The North Americans divide up the same way as the Londoners. The East Coasters have an interesting variant on the standard London fixed gear single brake set-up. Influenced by guys like Joey Love and underground messenger hero, Eric the Commander, a lot of East Coasters ride fixed-gear-no-brakes. Though it looks crazy (and is crazy) it's bike riding in its purest form.

The West Coasters live in cities with big hills, making a single gear set-up a very serious undertaking. In the main, gears are used, but die-hard, gung-ho individuals like Rebecca Riley from SF, who rides fixed-gear-no-brakes, can be found. I should add that Rebecca's lower front teeth are missing...
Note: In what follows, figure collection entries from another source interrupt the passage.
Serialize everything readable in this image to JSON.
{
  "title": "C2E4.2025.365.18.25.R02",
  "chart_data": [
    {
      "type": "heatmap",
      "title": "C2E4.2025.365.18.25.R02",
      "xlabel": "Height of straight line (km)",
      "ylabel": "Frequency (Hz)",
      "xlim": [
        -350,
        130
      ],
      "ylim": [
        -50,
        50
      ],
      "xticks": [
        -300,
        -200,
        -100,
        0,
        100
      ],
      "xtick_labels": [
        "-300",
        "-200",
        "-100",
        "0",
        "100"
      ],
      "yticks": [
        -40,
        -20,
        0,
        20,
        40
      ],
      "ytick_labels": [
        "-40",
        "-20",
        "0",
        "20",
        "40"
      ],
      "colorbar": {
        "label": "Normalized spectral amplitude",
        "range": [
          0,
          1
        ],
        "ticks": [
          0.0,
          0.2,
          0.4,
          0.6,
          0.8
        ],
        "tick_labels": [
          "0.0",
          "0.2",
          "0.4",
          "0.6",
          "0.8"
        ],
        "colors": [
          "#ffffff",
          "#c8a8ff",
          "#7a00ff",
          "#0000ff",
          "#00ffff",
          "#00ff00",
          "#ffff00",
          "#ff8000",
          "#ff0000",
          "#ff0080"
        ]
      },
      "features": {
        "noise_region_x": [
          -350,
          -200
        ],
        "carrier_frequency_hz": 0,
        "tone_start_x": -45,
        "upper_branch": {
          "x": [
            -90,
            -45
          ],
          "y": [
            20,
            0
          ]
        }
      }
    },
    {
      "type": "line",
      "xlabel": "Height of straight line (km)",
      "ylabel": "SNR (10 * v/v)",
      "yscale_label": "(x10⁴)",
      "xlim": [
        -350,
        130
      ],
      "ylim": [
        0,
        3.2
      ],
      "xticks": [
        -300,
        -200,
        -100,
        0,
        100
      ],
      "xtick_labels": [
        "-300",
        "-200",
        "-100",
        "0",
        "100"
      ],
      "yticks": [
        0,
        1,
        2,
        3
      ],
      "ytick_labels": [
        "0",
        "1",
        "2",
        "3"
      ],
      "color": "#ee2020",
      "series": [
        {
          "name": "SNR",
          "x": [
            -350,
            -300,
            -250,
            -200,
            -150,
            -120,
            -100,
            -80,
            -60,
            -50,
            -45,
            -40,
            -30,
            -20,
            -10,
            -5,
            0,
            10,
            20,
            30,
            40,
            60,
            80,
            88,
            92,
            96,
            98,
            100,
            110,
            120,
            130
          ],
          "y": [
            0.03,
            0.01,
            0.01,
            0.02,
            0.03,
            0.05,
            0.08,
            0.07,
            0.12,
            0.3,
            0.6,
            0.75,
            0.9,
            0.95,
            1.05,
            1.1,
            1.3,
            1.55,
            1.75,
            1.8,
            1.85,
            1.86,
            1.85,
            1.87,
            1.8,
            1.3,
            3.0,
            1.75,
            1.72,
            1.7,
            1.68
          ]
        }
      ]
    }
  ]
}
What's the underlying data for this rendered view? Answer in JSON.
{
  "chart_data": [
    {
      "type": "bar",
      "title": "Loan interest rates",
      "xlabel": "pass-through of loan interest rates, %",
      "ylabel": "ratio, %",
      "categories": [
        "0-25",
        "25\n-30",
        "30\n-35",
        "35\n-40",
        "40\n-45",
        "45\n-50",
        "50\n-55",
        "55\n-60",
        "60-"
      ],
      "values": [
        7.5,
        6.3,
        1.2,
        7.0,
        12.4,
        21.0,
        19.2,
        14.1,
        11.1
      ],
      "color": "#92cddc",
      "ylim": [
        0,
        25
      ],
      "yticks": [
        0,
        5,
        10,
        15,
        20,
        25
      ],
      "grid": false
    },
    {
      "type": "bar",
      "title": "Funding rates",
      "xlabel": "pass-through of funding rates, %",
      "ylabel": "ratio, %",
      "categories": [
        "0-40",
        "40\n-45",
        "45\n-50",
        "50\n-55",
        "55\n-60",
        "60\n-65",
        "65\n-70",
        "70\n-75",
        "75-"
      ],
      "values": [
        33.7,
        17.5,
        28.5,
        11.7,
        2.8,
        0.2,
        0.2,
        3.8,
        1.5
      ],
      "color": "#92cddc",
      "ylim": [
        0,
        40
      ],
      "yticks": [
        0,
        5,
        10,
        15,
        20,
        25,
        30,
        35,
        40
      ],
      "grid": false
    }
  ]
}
Only Dinosaurs Use Fossil Fuels

Perhaps the wackiest race of all was the Cargo bike race. Erik Zo won it, riding a Jan Vandertieun built, conventional Long-John, but the second place man was riding a pedicab that converted into a flat-bed pedal pick-up trike. Jan was showing off his latest wheel-mule, a recumbent box trike steered with the legs. Very weird, but more laughs than a Volvo Estate.


Full Metal Basket

One of the "special" races was the single speed race. Second place went to a bearded guy called Junior, who looked like a trapper. He has been a messenger since 1968. In those days the messenger companies in SF issued their employees with a company shirt and a single speed beach cruiser with a kick back brake and a basket. This is the classic SF messenger bike.

Megan Redington, President of the CMWC '96 Committee, insisted this race be included in the programme as a tribute to the traditions of SF messengering and as a reminder that all that's needed to be a good messenger are pedals, wheels and a desire to get the job done.